These black bean tacos are proof that hitting your protein goals doesn’t require chicken breast at every meal. Each serving clocks in at 26 grams of protein and costs less than $2.00, and you can have dinner on the table in under 20 minutes.
Why This Recipe Works#
Black beans combined with Greek yogurt and cotija cheese stack up a serious amount of protein without any meat involved. Everything here is a pantry staple or a cheap grocery store find, so there’s no specialty shopping required. It’s fast, filling, and easy to scale up for meal prep.
Ingredients#
Serves 4 (2 tacos per serving)
- 2 cans (15 oz each) black beans, drained and rinsed
- 8 small corn tortillas
- 1/2 cup plain non-fat Greek yogurt (used as a sour cream swap)
- 1/2 cup crumbled cotija cheese (about 2 oz)
- 1/2 cup frozen corn, thawed
- 1 tsp cumin
- 1 tsp chili powder
- 1/2 tsp garlic powder
- 1/2 tsp smoked paprika
- 1 tbsp olive oil
- 1/2 cup salsa (store-bought)
- 2 tbsp fresh cilantro, chopped (optional)
Estimated cost per serving: $1.85
Instructions#
- Heat olive oil in a medium skillet over medium heat. Add the drained black beans and corn. Stir to combine.
- Add the cumin, chili powder, garlic powder, and smoked paprika. Stir everything together and cook for 4 to 5 minutes until the beans are heated through and start to get a little crispy on the outside.

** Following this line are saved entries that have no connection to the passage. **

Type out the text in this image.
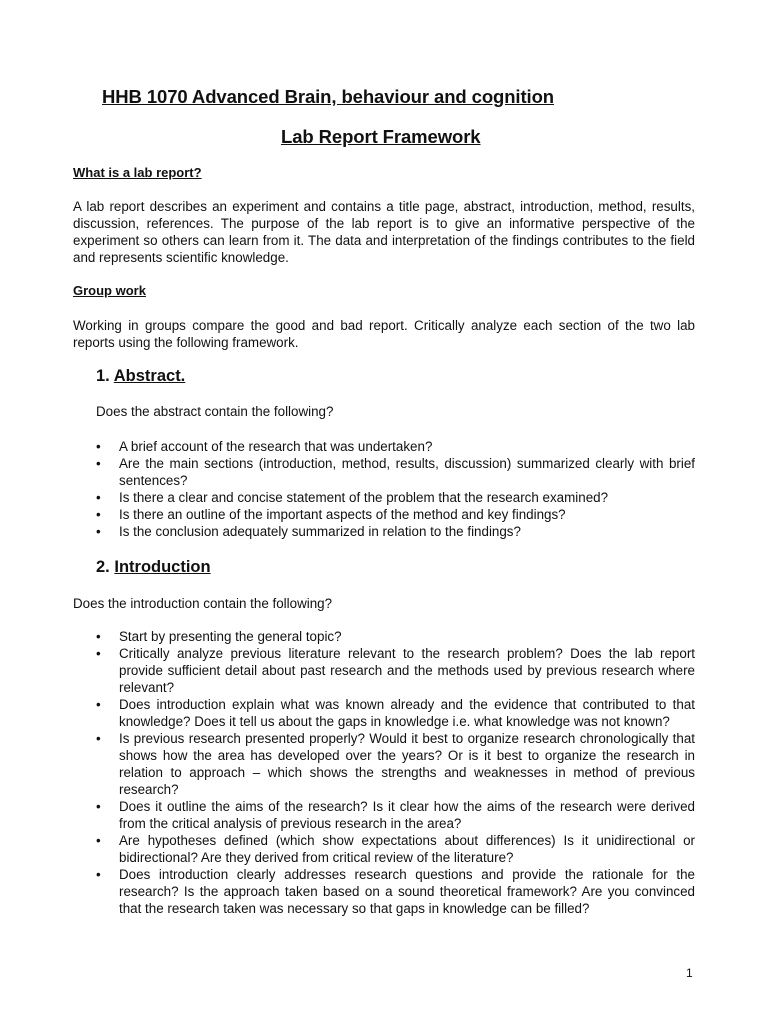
HHB 1070 Advanced Brain, behaviour and cognition
Lab Report Framework
What is a lab report?

A lab report describes an experiment and contains a title page, abstract, introduction, method, results, discussion, references. The purpose of the lab report is to give an informative perspective of the experiment so others can learn from it. The data and interpretation of the findings contributes to the field and represents scientific knowledge.

Group work

Working in groups compare the good and bad report. Critically analyze each section of the two lab reports using the following framework.

1. Abstract.

Does the abstract contain the following?

• A brief account of the research that was undertaken?
• Are the main sections (introduction, method, results, discussion) summarized clearly with brief sentences?
• Is there a clear and concise statement of the problem that the research examined?
• Is there an outline of the important aspects of the method and key findings?
• Is the conclusion adequately summarized in relation to the findings?
2. Introduction

Does the introduction contain the following?

• Start by presenting the general topic?
• Critically analyze previous literature relevant to the research problem? Does the lab report provide sufficient detail about past research and the methods used by previous research where relevant?
• Does introduction explain what was known already and the evidence that contributed to that knowledge? Does it tell us about the gaps in knowledge i.e. what knowledge was not known?
• Is previous research presented properly? Would it best to organize research chronologically that shows how the area has developed over the years? Or is it best to organize the research in relation to approach – which shows the strengths and weaknesses in method of previous research?
• Does it outline the aims of the research? Is it clear how the aims of the research were derived from the critical analysis of previous research in the area?
• Are hypotheses defined (which show expectations about differences) Is it unidirectional or bidirectional? Are they derived from critical review of the literature?
• Does introduction clearly addresses research questions and provide the rationale for the research? Is the approach taken based on a sound theoretical framework? Are you convinced that the research taken was necessary so that gaps in knowledge can be filled?

1
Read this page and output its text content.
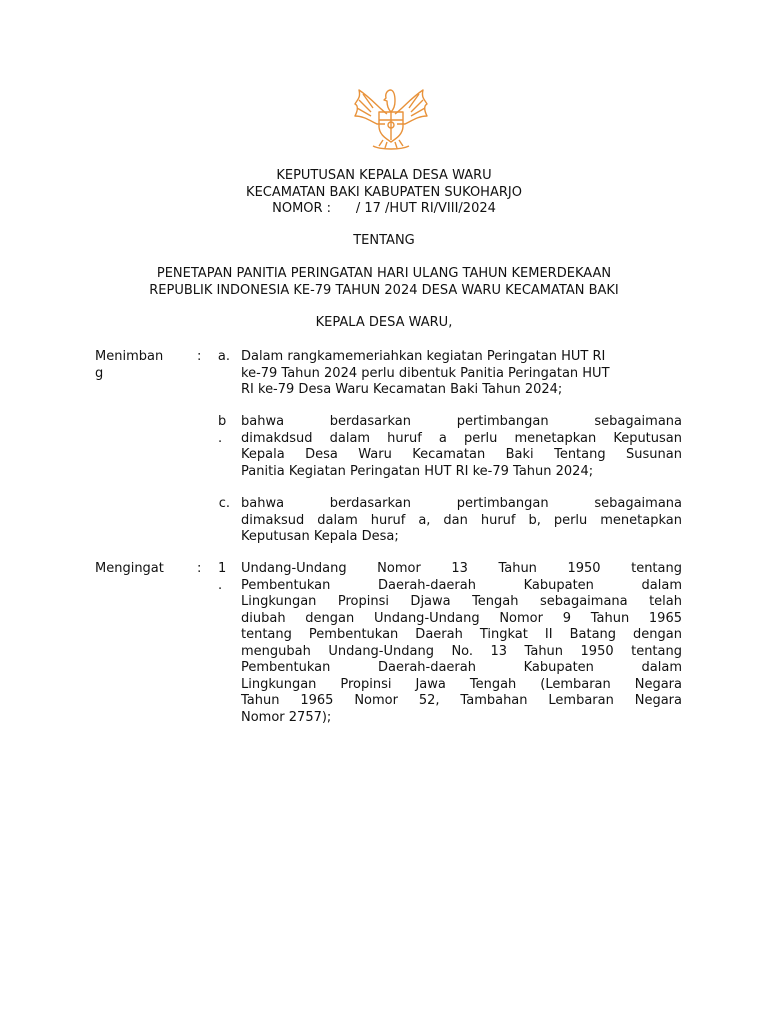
KEPUTUSAN KEPALA DESA WARU
KECAMATAN BAKI KABUPATEN SUKOHARJO
NOMOR :      / 17 /HUT RI/VIII/2024
TENTANG
PENETAPAN PANITIA PERINGATAN HARI ULANG TAHUN KEMERDEKAAN
REPUBLIK INDONESIA KE-79 TAHUN 2024 DESA WARU KECAMATAN BAKI
KEPALA DESA WARU,
Menimban
g
: a. Dalam rangkamemeriahkan kegiatan Peringatan HUT RI
ke-79 Tahun 2024 perlu dibentuk Panitia Peringatan HUT
RI ke-79 Desa Waru Kecamatan Baki Tahun 2024;
b
.
bahwa berdasarkan pertimbangan sebagaimana
dimakdsud dalam huruf a perlu menetapkan Keputusan
Kepala Desa Waru Kecamatan Baki Tentang Susunan
Panitia Kegiatan Peringatan HUT RI ke-79 Tahun 2024;
c. bahwa berdasarkan pertimbangan sebagaimana
dimaksud dalam huruf a, dan huruf b, perlu menetapkan
Keputusan Kepala Desa;
Mengingat	: 1
.
Undang-Undang Nomor 13 Tahun 1950 tentang
Pembentukan Daerah-daerah Kabupaten dalam
Lingkungan Propinsi Djawa Tengah sebagaimana telah
diubah dengan Undang-Undang Nomor 9 Tahun 1965
tentang Pembentukan Daerah Tingkat II Batang dengan
mengubah Undang-Undang No. 13 Tahun 1950 tentang
Pembentukan Daerah-daerah Kabupaten dalam
Lingkungan Propinsi Jawa Tengah (Lembaran Negara
Tahun 1965 Nomor 52, Tambahan Lembaran Negara
Nomor 2757);
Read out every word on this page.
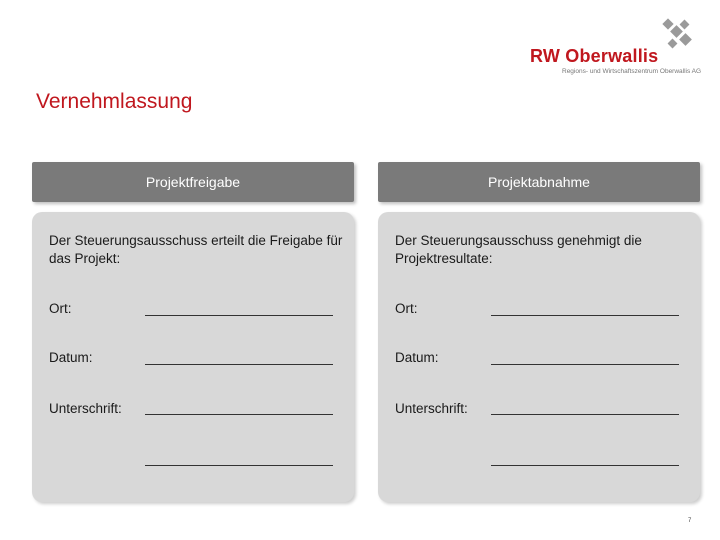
RW Oberwallis
Regions- und Wirtschaftszentrum Oberwallis AG
Vernehmlassung
Projektfreigabe	Projektabnahme
Der Steuerungsausschuss erteilt die Freigabe für das Projekt:
Ort:
Datum:
Unterschrift:
Der Steuerungsausschuss genehmigt die Projektresultate:
Ort:
Datum:
Unterschrift:
7
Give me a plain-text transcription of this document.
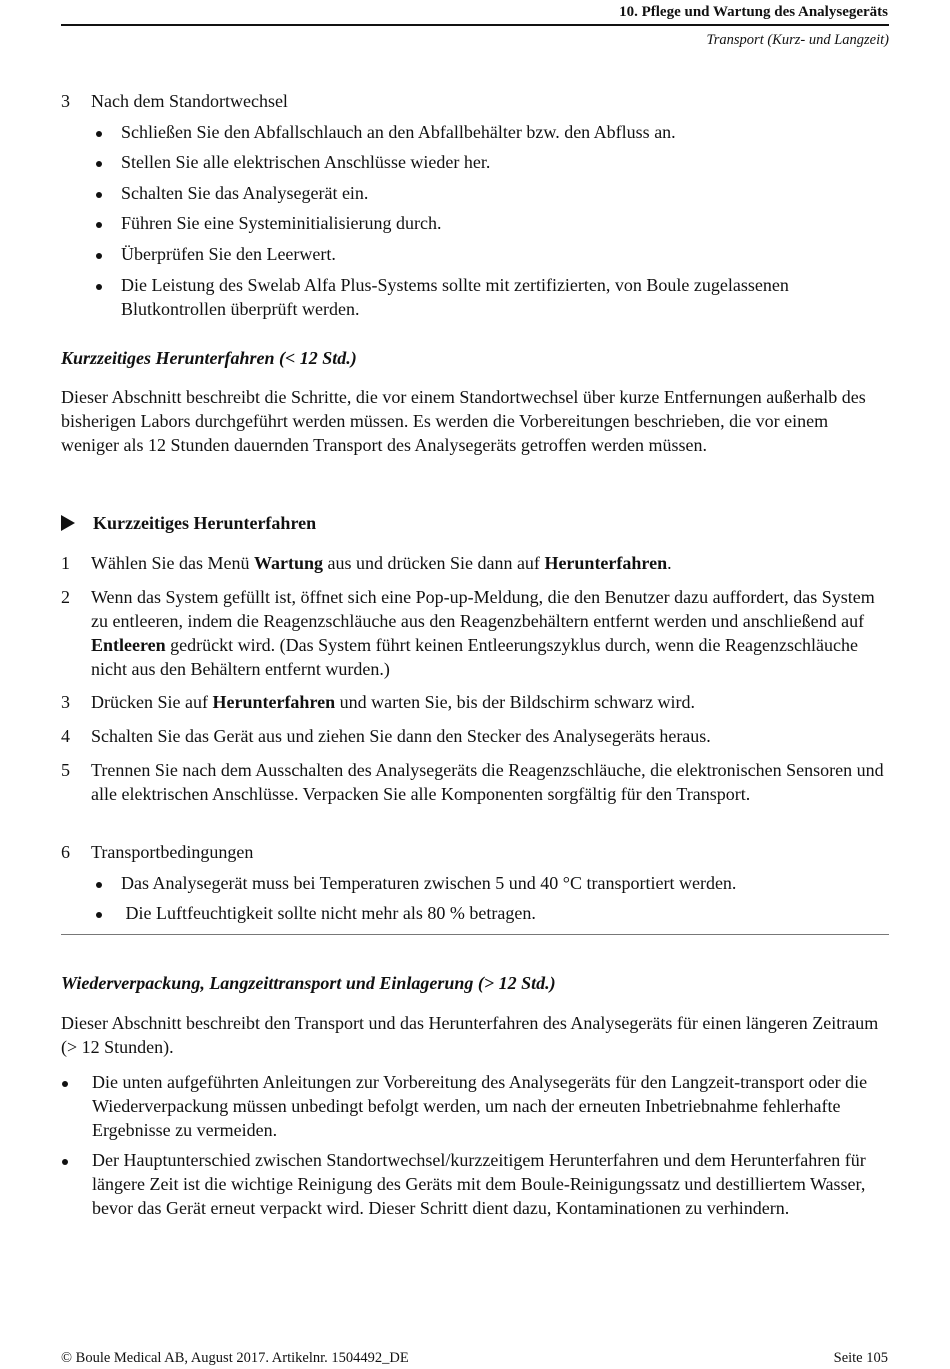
10. Pflege und Wartung des Analysegeräts
Transport (Kurz- und Langzeit)
3	Nach dem Standortwechsel
Schließen Sie den Abfallschlauch an den Abfallbehälter bzw. den Abfluss an.
Stellen Sie alle elektrischen Anschlüsse wieder her.
Schalten Sie das Analysegerät ein.
Führen Sie eine Systeminitialisierung durch.
Überprüfen Sie den Leerwert.
Die Leistung des Swelab Alfa Plus-Systems sollte mit zertifizierten, von Boule zugelassenen Blutkontrollen überprüft werden.
Kurzzeitiges Herunterfahren (< 12 Std.)
Dieser Abschnitt beschreibt die Schritte, die vor einem Standortwechsel über kurze Entfernungen außerhalb des bisherigen Labors durchgeführt werden müssen. Es werden die Vorbereitungen beschrieben, die vor einem weniger als 12 Stunden dauernden Transport des Analysegeräts getroffen werden müssen.
Kurzzeitiges Herunterfahren
1	Wählen Sie das Menü Wartung aus und drücken Sie dann auf Herunterfahren.
2	Wenn das System gefüllt ist, öffnet sich eine Pop-up-Meldung, die den Benutzer dazu auffordert, das System zu entleeren, indem die Reagenzschläuche aus den Reagenzbehältern entfernt werden und anschließend auf Entleeren gedrückt wird. (Das System führt keinen Entleerungszyklus durch, wenn die Reagenzschläuche nicht aus den Behältern entfernt wurden.)
3	Drücken Sie auf Herunterfahren und warten Sie, bis der Bildschirm schwarz wird.
4	Schalten Sie das Gerät aus und ziehen Sie dann den Stecker des Analysegeräts heraus.
5	Trennen Sie nach dem Ausschalten des Analysegeräts die Reagenzschläuche, die elektronischen Sensoren und alle elektrischen Anschlüsse. Verpacken Sie alle Komponenten sorgfältig für den Transport.
6	Transportbedingungen
Das Analysegerät muss bei Temperaturen zwischen 5 und 40 °C transportiert werden.
Die Luftfeuchtigkeit sollte nicht mehr als 80 % betragen.
Wiederverpackung, Langzeittransport und Einlagerung (> 12 Std.)
Dieser Abschnitt beschreibt den Transport und das Herunterfahren des Analysegeräts für einen längeren Zeitraum (> 12 Stunden).
Die unten aufgeführten Anleitungen zur Vorbereitung des Analysegeräts für den Langzeit-transport oder die Wiederverpackung müssen unbedingt befolgt werden, um nach der erneuten Inbetriebnahme fehlerhafte Ergebnisse zu vermeiden.
Der Hauptunterschied zwischen Standortwechsel/kurzzeitigem Herunterfahren und dem Herunterfahren für längere Zeit ist die wichtige Reinigung des Geräts mit dem Boule-Reinigungssatz und destilliertem Wasser, bevor das Gerät erneut verpackt wird. Dieser Schritt dient dazu, Kontaminationen zu verhindern.
© Boule Medical AB, August 2017. Artikelnr. 1504492_DE	Seite 105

- While the beans cook, warm your tortillas directly over a gas burner for about 30 seconds per side, or in a dry skillet over medium-high heat until they have a little char. Wrap them in a clean towel to keep them warm.
- Mash about a third of the bean mixture lightly with the back of a spoon. This helps the filling hold together in the taco without making it mushy.
- Build your tacos: spoon the bean and corn mixture onto each tortilla, then top with a dollop of Greek yogurt, a spoonful of salsa, a pinch of cotija, and cilantro if you’re using it.
- Serve immediately, or store the filling separately and assemble when ready to eat.
Nutrition (Per Serving)#
| Nutrient | Amount |
|---|---|
| Calories | 410 |
| Protein | 26g |
| Carbs | 58g |
| Fat | 9g |
| Cost Per Serving | $1.85 |
Nutrition is estimated. Values will vary slightly based on specific brands used.
Tips#
- Boost protein even more by stirring 2 tablespoons of hemp seeds into the bean mixture. It adds about 6 extra grams of protein per serving and you won’t taste them at all.
- Meal prep friendly: The bean filling stores well in the fridge for up to 4 days. Keep the toppings separate and assemble fresh so the tortillas don’t get soggy.
- Corn tortillas vs. flour: Corn tortillas are cheaper, lower in calories, and naturally gluten-free. If you prefer flour, they work fine but the carb count will go up.
- Make it spicier by adding a diced chipotle pepper in adobo sauce to the bean mixture while it cooks. It adds a smoky heat that takes this from solid to great.
Related Recipes#
- High Protein Lentil Soup for Under $1.50 a Bowl
- Cottage Cheese Egg Scramble: 30g Protein Breakfast
- Canned Tuna Rice Bowl: Fast, Cheap, and Loaded with Protein
These tacos are a weeknight staple for a reason. Make the filling once and you’ve got lunches and dinners covered for days without spending more than a couple of dollars per meal.